Правда, со временем я занялся совершенно противоположными вещами, бросившись исцелять тела и души столь же яростно, сколь яростно желал их разрушать ранее. Когда-то я даже думал, что во мне проснулось чувство вины, и я таким образом хотел "исправить карму". Но нет, это была не вина и не раскаяние. Это был поиск гармонии, по неопытности сопровождавшийся метанием от крайности к крайности. Нет ничего плохого в умении сотворить отменную пакость, являющуюся настоящим произведением искусства. Плохо если приходится это умение применять. Значит нет гармонии, значит допущены ошибки, которые приходится исправлять чудовищным способом. Значит не смог ты удержать линию жизни в состоянии счастья, и уж тем более не смог даровать счастье другим.
В тот "бойцовский" период моей жизни, разумеется, никакого счастья у меня не было, а была его полная противоположность, которой я и делился с окружающими. А чем мне еще было делиться? И поскольку этот мрачный период пришелся на лихие девяностые с их менталитетом, однажды случилось вполне ожидаемое: мне предложили осуществить убийство за деньги. А дальше произошло одно из тех странных событий, которыми наполнена вся моя жизнь. Размышляя, не взять ли заказ, я садился в вагон метро. Вдруг вор сдернул с моего плеча сумку, и нас разделила закрывшаяся дверь. Ирония заключалась в том, что в сумке не было вообще ничего кроме необычных и страшных инструментов понятно какого ремесла. Представляю лицо вора, когда он открыл сумку!
С пронзительной ясностью я понял, что это ЗНАК. Очевидно, у судьбы были на меня другие планы. Я не стал заниматься глупостями и не жалею об этом. Однако злость на "настоящих мужиков" с их вонючим во всех смыслах спортом не прошла. Лишь спустя годы я целиком осознал, что именно бесило меня в этой истории. Витающее во всей обстановочке чувство долга, причудливо замаскированное под разными соусами. Ты должен уметь драться, потому что ты мужик! Ты должен драться честно, чтобы доказать, что ты лучший по всем правилам! И, наконец, самый цимес: ты должен защищать слабых, а быть слабым самому ты не имеешь права! Вот так, за меня решили, что я должен делать и каким я должен быть.
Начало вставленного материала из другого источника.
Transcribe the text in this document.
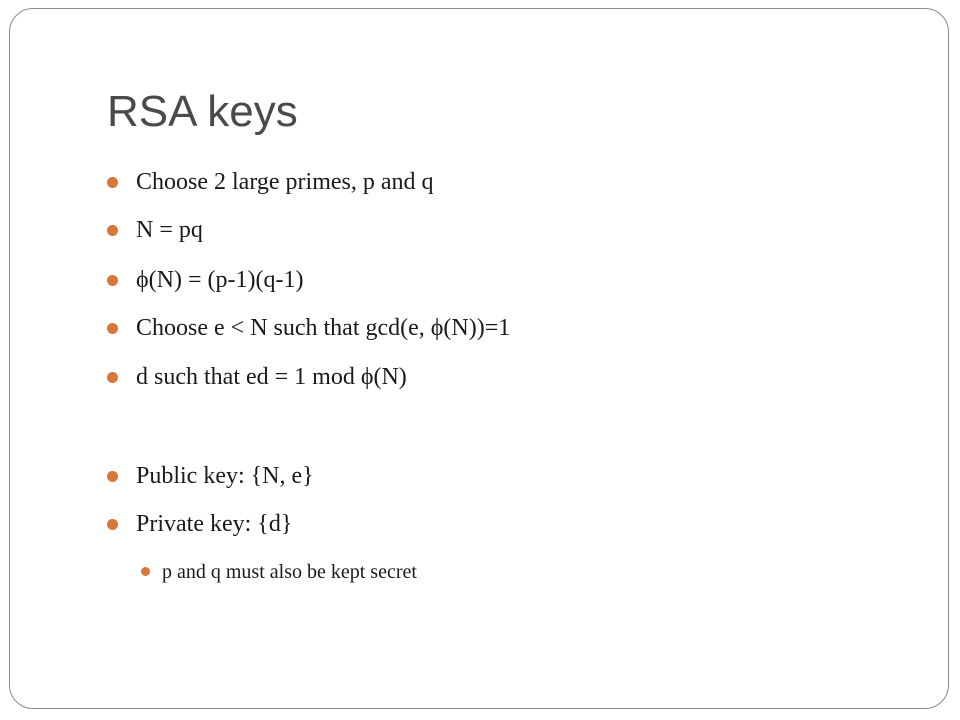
RSA keys
Choose 2 large primes, p and q
N = pq
ϕ(N) = (p-1)(q-1)
Choose e < N such that gcd(e, ϕ(N))=1
d such that ed = 1 mod ϕ(N)
Public key: {N, e}
Private key: {d}
p and q must also be kept secret
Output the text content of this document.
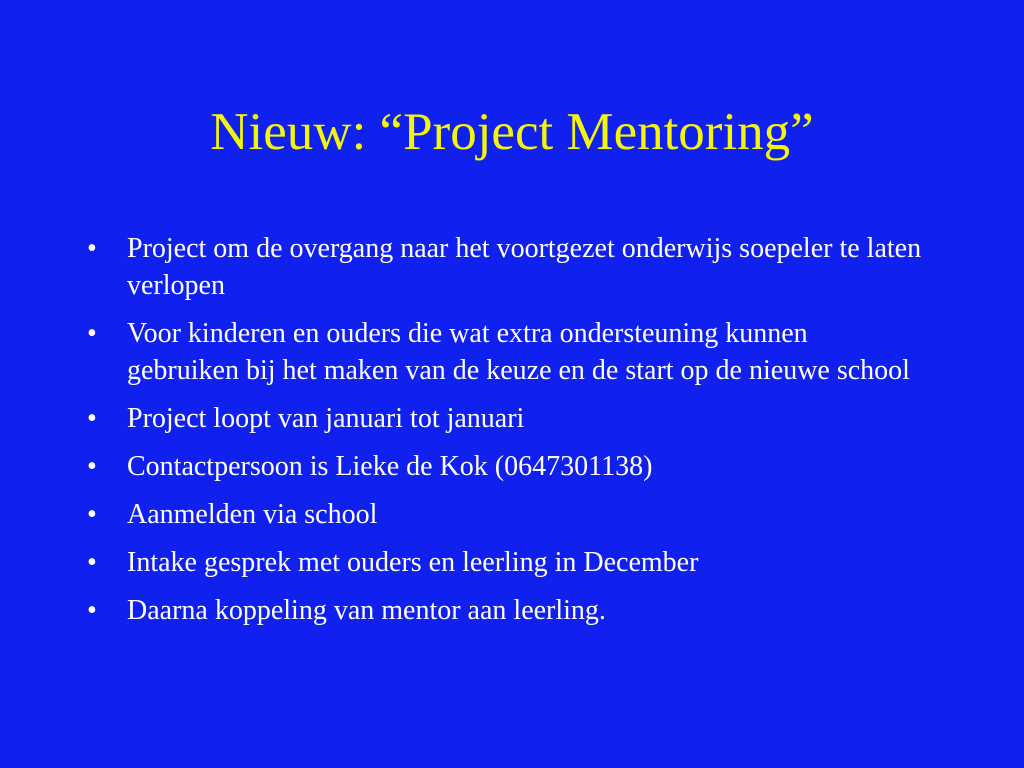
Nieuw: “Project Mentoring”
•	Project om de overgang naar het voortgezet onderwijs soepeler te laten verlopen
•	Voor kinderen en ouders die wat extra ondersteuning kunnen gebruiken bij het maken van de keuze en de start op de nieuwe school
•	Project loopt van januari tot januari
•	Contactpersoon is Lieke de Kok (0647301138)
•	Aanmelden via school
•	Intake gesprek met ouders en leerling in December
•	Daarna koppeling van mentor aan leerling.
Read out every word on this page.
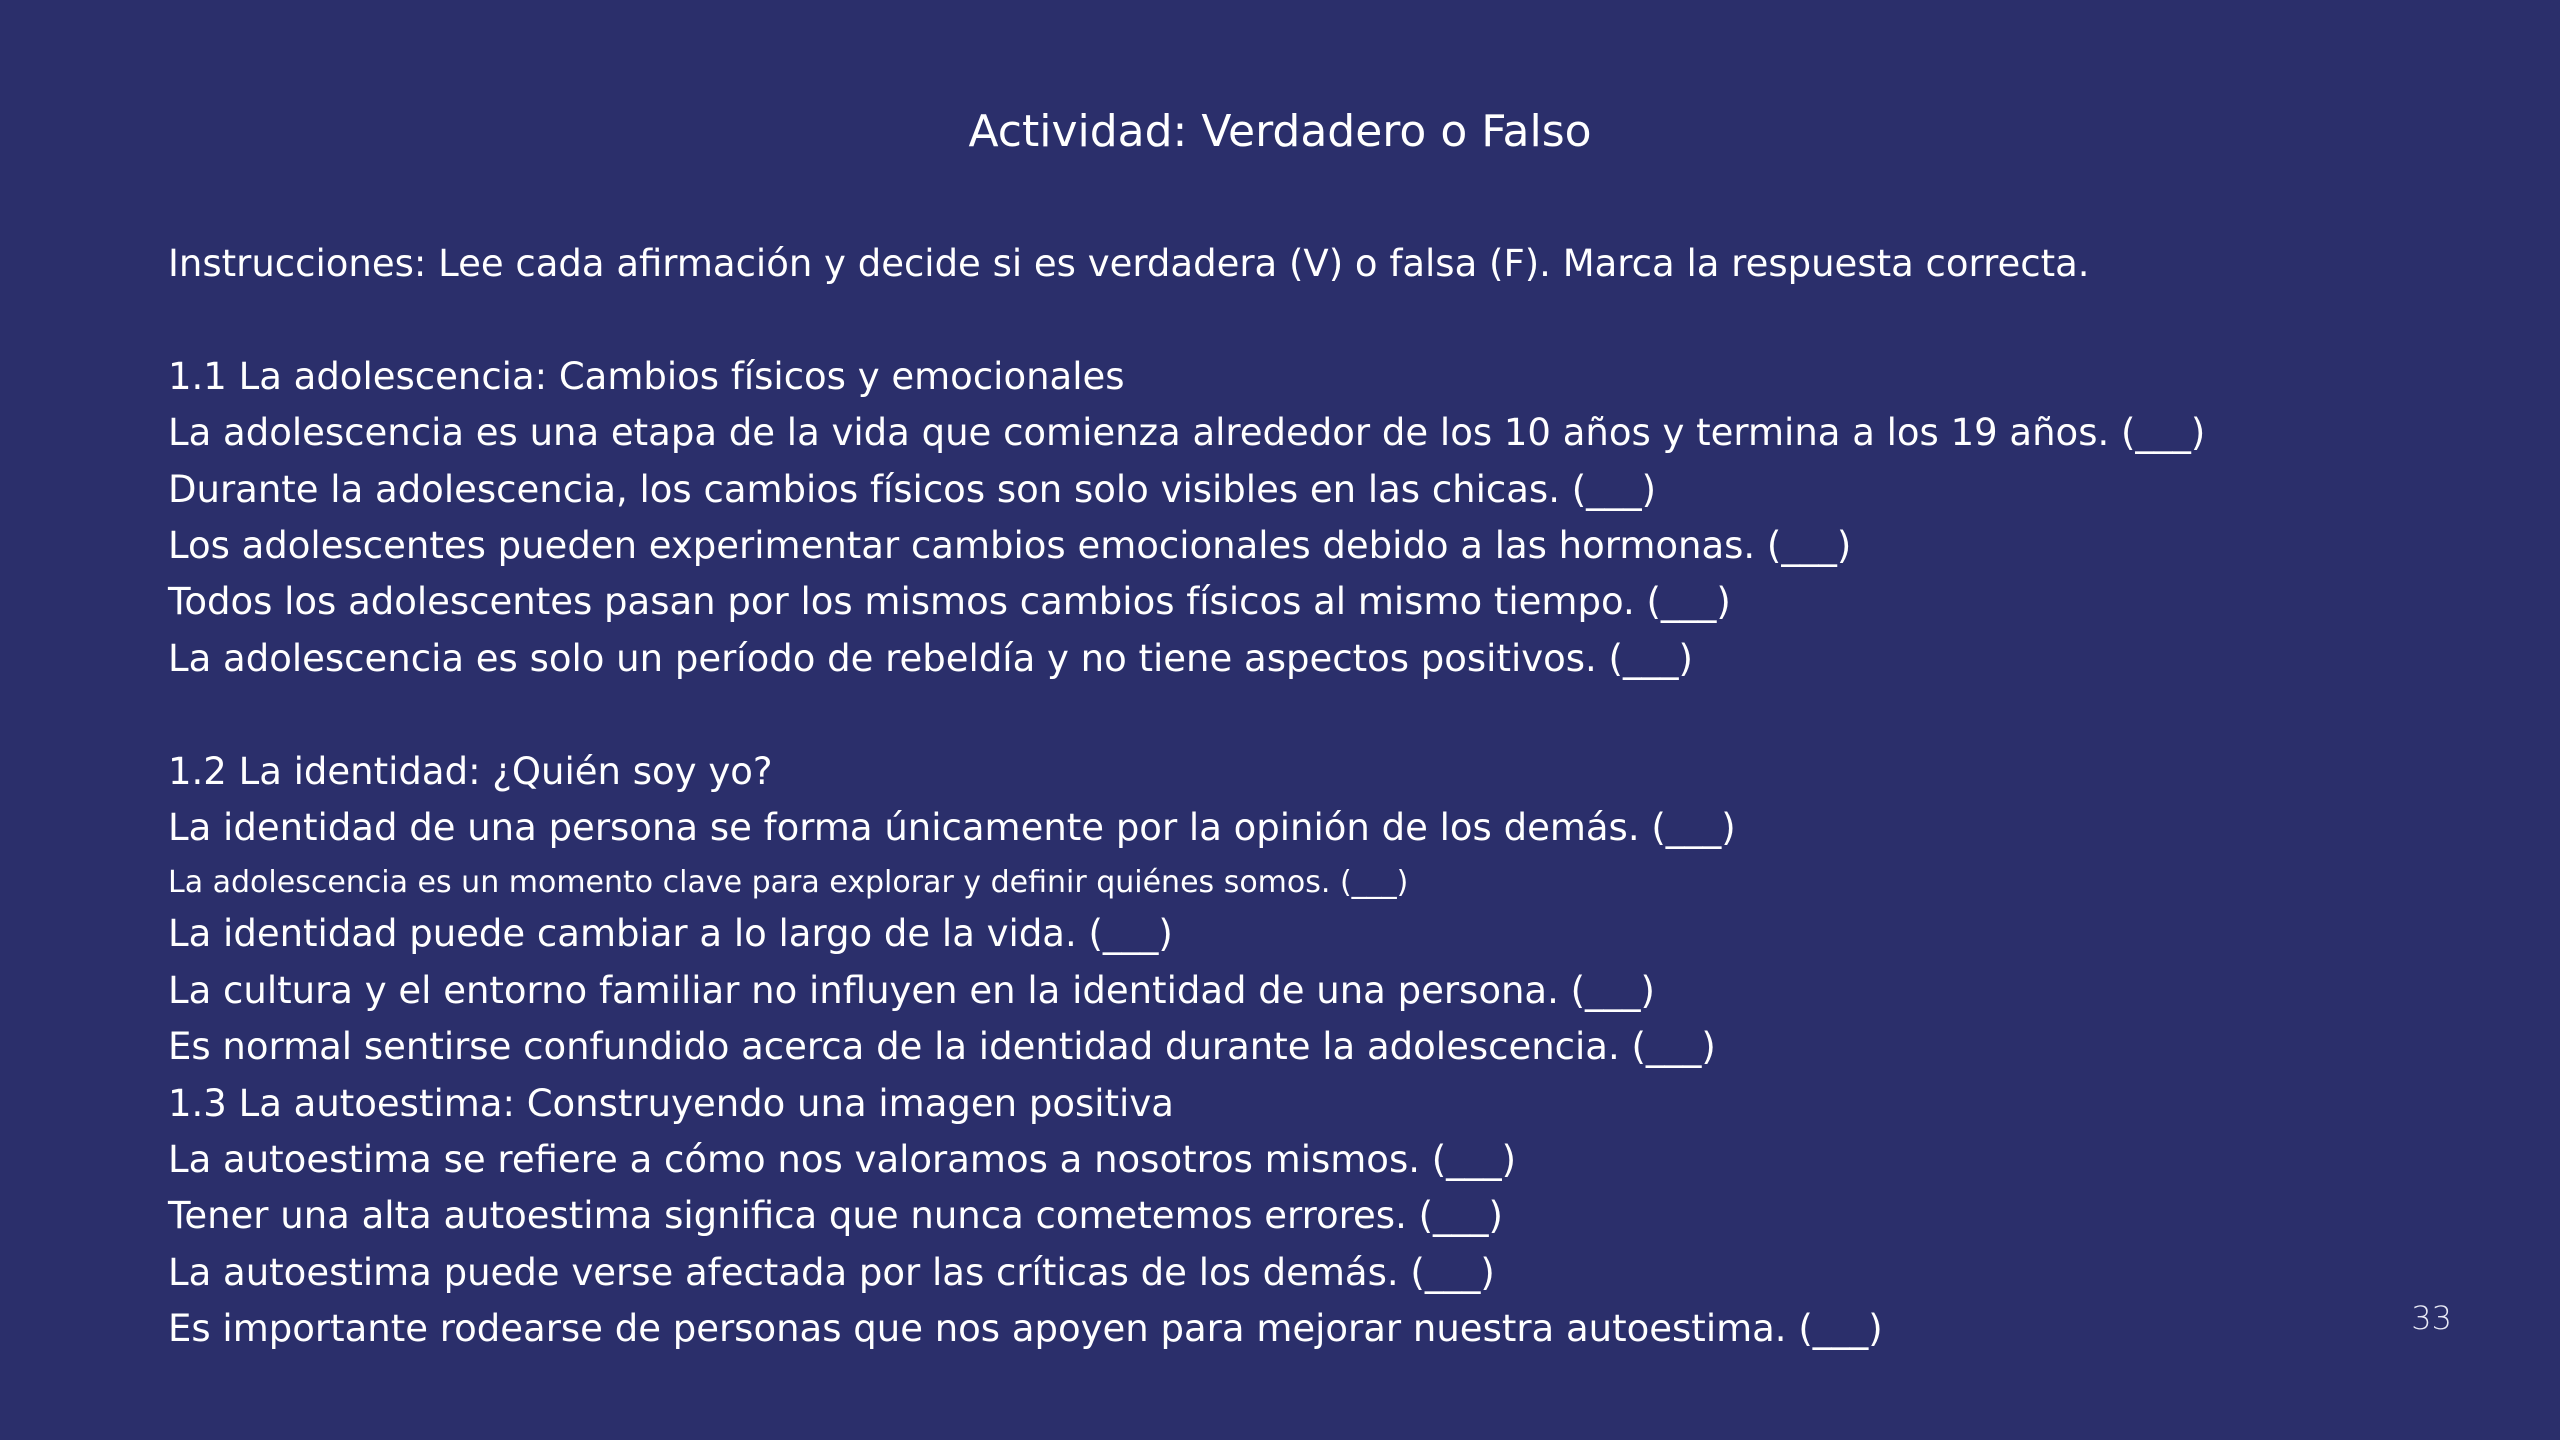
Actividad: Verdadero o Falso
Instrucciones: Lee cada afirmación y decide si es verdadera (V) o falsa (F). Marca la respuesta correcta.
1.1 La adolescencia: Cambios físicos y emocionales
La adolescencia es una etapa de la vida que comienza alrededor de los 10 años y termina a los 19 años. (___)
Durante la adolescencia, los cambios físicos son solo visibles en las chicas. (___)
Los adolescentes pueden experimentar cambios emocionales debido a las hormonas. (___)
Todos los adolescentes pasan por los mismos cambios físicos al mismo tiempo. (___)
La adolescencia es solo un período de rebeldía y no tiene aspectos positivos. (___)
1.2 La identidad: ¿Quién soy yo?
La identidad de una persona se forma únicamente por la opinión de los demás. (___)
La adolescencia es un momento clave para explorar y definir quiénes somos. (___)
La identidad puede cambiar a lo largo de la vida. (___)
La cultura y el entorno familiar no influyen en la identidad de una persona. (___)
Es normal sentirse confundido acerca de la identidad durante la adolescencia. (___)
1.3 La autoestima: Construyendo una imagen positiva
La autoestima se refiere a cómo nos valoramos a nosotros mismos. (___)
Tener una alta autoestima significa que nunca cometemos errores. (___)
La autoestima puede verse afectada por las críticas de los demás. (___)
Es importante rodearse de personas que nos apoyen para mejorar nuestra autoestima. (___)	33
Хорошо хоть я не увлекался традиционными японскими штучками, а то бы еще и сенсею отдать свою жизнь должен был по первому требованию.
Вы удивитесь, но женщины особо не интересовались мною, когда я был "героем". Зато все переменилось, как только я стал "плохим мальчиком". Женщинам не нужен герой с честными глазами и поломанными ребрами. Им нужен плохой мальчик, независимый и неуправляемый, идущий к СВОЕЙ цели без оглядки на чье-либо мнение. Им нужна сила. Женщины чуют силу как акулы чуют кровь — за несколько миль. И никогда не ошибаются. Для мужчин женщины являются самым точным индикатором их силы. Если вы мужчина, и они в вас не влюбляются без памяти, то вы слабы, будь вы хоть чемпион мира по всему сразу.
Сейчас у меня все встало на свои места. Я точно знаю, что быть настоящим мужиком значит полностью уничтожить все рычаги воздействия на собственную личность. По сути, мне предлагали быть сильным, но управляемым. Достаточно сильным, чтобы осадить любого агрессора (воля, мускулы, бокс), но совершенно беззащитным перед манипуляторами, которые могли бы направлять мою силу по своему усмотрению. Ты же мужик, а значит… Ну и дальше по тексту.
Кнопки, на которые можно успешно нажимать, есть у верующих и атеистов, фашистов и антифашистов, воров, бизнесменов, офицеров… В общем у всех, у кого имеется образ, которому надо соответствовать. И лишь в высшей степени гибкая, текучая личность таких кнопок не имеет. Я довел искусство прибедняться до совершенства. Я мог спокойно заявить девушке, что у меня мало денег, поэтому в кафе не пойдем, а посидим на скамейке и скушаем мороженое на палочке. Окружающих шокировало, когда перед ними стоял высокий спортивный парень с тяжелым взглядом рэкетира, сбитыми костяшками на кулаках, и говорил: вы на меня не рассчитывайте, я — патологический трус, у меня от страха кишечник непроизвольно работает, бывали случаи.
Я упивался психологической свободой, невозможностью повлиять на мои эмоции и мое поведение со стороны, стал почти что асоциальной личностью, явно перегибая в этом палку. Впрочем, тогда такое было модно. Это была эпоха доморощенных мастеров дзен, собиравшихся на прокуренных кухнях и пугавших друг друга нарочито неадекватными поступками. Но, по всей видимости, я умел играть на грани фола и не заходил слишком далеко. Юмор, с которым я относился к себе и другим, не позволял усомниться в моей нормальности.